The Associated Press

        LOUISVILLE — The disproportionate number of African-Americans in Kentucky with AIDS is alarming minority advocates as more young black people contract the virus.

        Thirty-nine percent of the AIDS cases diagnosed statewide in the first half of this year were African-Americans, though only 7.3 percent of Kentucky's population is black, according to the Kentucky Department of Public Health.

        “I think that silence in our community is killing people,” said Stephanie Benson, director of the Louisville-Jefferson County Minority AIDS Program of the Lincoln Foundation. The foundation is a partner in the 2001 Kentucky State African American Leadership Conference on HIV/AIDS, which began Friday in Louisville.

        Members of the clergy, health professionals and the general public are expected to attend the three-day conference.

        The effort is taking place as diagnosed cases of AIDS appear to be declining statewide. There were 189 such cases among people of all races in Kentucky in 2000, compared with 220 in 1999, state statistics show.

        State officials credit the decline to drug therapies that have helped keep the onset of AIDS at bay and to greater awareness about prevention.
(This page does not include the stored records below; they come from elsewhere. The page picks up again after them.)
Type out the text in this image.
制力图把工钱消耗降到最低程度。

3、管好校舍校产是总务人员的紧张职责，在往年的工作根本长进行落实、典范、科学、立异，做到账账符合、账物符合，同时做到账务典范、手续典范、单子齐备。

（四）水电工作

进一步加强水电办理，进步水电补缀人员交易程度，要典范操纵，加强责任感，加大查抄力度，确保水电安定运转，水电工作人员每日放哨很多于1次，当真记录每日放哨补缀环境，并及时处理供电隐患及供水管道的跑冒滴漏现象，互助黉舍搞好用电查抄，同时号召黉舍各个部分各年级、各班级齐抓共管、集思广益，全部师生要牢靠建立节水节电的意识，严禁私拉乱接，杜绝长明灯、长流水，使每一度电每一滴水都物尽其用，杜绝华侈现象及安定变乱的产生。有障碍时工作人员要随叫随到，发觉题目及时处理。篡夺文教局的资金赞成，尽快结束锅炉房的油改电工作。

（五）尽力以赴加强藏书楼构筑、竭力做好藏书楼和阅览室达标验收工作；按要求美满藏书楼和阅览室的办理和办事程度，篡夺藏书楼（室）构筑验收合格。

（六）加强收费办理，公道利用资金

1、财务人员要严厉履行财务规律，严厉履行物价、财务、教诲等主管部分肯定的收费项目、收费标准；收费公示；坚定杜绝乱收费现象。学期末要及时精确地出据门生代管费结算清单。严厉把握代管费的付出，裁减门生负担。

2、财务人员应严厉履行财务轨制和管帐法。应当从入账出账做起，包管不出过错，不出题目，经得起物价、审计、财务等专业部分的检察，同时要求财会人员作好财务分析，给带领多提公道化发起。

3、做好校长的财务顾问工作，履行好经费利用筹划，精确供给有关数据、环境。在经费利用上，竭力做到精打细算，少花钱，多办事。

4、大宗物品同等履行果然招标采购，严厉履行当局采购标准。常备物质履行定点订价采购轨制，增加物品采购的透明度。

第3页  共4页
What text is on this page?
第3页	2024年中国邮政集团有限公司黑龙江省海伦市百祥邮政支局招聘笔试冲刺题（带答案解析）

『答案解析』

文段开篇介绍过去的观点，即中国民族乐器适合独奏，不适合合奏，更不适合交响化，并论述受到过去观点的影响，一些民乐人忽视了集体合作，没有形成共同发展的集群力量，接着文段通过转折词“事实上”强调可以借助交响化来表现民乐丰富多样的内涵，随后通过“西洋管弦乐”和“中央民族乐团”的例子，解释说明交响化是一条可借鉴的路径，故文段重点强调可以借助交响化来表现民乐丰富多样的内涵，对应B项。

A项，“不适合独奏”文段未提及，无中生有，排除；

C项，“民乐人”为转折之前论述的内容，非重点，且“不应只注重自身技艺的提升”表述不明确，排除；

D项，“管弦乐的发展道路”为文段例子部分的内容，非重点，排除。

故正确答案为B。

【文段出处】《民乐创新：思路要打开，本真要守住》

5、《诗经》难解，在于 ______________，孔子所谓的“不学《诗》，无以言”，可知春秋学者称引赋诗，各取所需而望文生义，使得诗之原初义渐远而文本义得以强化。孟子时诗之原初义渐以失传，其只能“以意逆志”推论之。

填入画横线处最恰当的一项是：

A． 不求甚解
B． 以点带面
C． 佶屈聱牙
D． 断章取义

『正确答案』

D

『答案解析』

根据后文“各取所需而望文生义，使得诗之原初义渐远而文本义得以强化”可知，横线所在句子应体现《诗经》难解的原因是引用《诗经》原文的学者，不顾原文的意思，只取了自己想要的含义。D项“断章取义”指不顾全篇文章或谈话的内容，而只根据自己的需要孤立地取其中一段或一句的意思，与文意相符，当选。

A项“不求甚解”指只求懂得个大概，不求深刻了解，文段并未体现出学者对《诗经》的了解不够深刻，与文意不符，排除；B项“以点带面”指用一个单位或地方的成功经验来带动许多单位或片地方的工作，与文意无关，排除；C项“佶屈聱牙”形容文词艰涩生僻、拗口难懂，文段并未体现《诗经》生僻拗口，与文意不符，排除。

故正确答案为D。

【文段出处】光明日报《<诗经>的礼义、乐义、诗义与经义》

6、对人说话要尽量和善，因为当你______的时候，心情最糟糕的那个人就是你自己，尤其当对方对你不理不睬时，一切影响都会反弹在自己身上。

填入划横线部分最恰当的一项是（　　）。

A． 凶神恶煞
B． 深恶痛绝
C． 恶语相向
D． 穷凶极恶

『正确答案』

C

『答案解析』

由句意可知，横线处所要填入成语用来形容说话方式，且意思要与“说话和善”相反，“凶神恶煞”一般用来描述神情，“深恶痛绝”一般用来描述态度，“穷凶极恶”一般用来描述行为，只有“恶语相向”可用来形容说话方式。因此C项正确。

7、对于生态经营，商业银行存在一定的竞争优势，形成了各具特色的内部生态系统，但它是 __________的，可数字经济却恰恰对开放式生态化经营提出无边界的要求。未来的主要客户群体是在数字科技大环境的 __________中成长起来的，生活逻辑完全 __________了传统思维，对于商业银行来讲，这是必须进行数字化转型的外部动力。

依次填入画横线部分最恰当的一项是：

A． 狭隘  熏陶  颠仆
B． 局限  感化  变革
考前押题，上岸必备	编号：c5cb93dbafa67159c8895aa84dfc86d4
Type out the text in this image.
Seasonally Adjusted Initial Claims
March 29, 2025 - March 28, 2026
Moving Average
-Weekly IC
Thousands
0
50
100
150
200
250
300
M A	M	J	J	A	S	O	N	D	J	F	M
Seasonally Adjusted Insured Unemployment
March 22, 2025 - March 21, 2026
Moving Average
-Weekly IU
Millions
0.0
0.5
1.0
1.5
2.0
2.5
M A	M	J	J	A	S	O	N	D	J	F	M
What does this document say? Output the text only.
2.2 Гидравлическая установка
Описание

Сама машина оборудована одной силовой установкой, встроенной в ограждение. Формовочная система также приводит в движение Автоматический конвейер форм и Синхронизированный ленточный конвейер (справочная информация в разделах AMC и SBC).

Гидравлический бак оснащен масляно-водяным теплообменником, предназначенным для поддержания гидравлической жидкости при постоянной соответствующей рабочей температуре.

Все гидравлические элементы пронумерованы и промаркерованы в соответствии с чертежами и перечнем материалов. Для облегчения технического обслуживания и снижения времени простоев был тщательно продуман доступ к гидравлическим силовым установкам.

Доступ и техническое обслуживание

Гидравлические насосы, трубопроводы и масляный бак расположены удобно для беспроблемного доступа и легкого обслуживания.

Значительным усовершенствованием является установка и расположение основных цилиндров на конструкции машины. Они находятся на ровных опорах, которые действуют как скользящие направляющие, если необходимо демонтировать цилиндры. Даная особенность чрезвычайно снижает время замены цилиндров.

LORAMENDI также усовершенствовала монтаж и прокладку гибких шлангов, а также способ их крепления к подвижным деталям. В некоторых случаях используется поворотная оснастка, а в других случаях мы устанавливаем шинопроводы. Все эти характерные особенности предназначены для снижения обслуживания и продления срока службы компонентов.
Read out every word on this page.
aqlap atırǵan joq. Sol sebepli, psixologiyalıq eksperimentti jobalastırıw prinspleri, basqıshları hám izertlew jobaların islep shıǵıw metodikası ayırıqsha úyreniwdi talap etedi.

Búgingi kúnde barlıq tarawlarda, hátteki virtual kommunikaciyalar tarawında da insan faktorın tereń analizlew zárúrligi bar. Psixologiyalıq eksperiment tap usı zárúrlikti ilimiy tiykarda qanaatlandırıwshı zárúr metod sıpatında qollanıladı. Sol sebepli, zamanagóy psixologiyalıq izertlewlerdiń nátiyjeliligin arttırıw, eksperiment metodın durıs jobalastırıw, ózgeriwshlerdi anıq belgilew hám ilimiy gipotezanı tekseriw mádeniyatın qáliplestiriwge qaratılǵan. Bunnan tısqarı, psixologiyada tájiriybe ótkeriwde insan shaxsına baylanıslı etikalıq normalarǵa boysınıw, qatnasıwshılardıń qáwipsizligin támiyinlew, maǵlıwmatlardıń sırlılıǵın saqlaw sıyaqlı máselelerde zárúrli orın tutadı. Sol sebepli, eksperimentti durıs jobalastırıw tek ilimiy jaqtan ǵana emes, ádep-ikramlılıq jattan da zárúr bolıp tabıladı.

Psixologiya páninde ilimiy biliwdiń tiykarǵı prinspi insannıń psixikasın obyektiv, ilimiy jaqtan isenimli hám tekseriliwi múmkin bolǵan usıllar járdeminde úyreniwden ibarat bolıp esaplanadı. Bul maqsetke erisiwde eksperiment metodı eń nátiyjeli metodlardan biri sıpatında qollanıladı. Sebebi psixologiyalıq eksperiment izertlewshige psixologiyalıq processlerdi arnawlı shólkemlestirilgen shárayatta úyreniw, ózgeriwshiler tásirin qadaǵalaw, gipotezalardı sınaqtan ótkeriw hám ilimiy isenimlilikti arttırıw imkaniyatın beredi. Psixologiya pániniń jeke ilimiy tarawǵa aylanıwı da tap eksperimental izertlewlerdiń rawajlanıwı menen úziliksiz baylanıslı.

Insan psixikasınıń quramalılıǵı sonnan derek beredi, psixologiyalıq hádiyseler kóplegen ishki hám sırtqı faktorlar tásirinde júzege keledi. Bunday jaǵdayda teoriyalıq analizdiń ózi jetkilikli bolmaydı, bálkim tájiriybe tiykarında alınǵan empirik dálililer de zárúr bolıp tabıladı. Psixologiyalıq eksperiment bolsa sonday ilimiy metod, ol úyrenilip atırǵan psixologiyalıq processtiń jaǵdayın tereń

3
        But among cumulative AIDS cases in the state, the average rate for African-Americans in Kentucky is actually six times higher than whites, said Melissa McCracken, an epidemiologist in the HIV/AIDS branch of the Department of Public Health.

        “Through the '90s, there has been a shift to where now the average patient with AIDS is African-American — probably a high school dropout or poorly educated,” said Nikki White, an HIV-AIDS surveillance nurse at the Jefferson County Health Department.

        “It used to be that most people with AIDS were in their late 30s or 40s, and they were diagnosed with HIV in their early 30s,” she said. “Now, we are seeing individuals in their teens and 20s being diagnosed with HIV and with AIDS.”

        Many African-Americans are taught to hide supposedly shameful information, such as having AIDS, so “we're not talking about it. We're scared, and we're running and we're hiding out of fear,” said Steve Braden, president of the support group Sisters and Brothers Surviving AIDS. There's also the perception that AIDS isn't present “in our community.”

        Geraldine Martin's son, Rothel Covington, hid his condition from her until pneumonia landed him in the hospital and the staff called her to his bedside.

        Having “the burden” of the secret uncovered allowed the two to enjoy Mr. Covington's last three years before he died at age 32 in 1995, she said.

        Ms. Martin says her son could have died without her letting him know she loved him. “It made a difference,” said Ms. Martin, who now consoles mothers who've lost children to AIDS.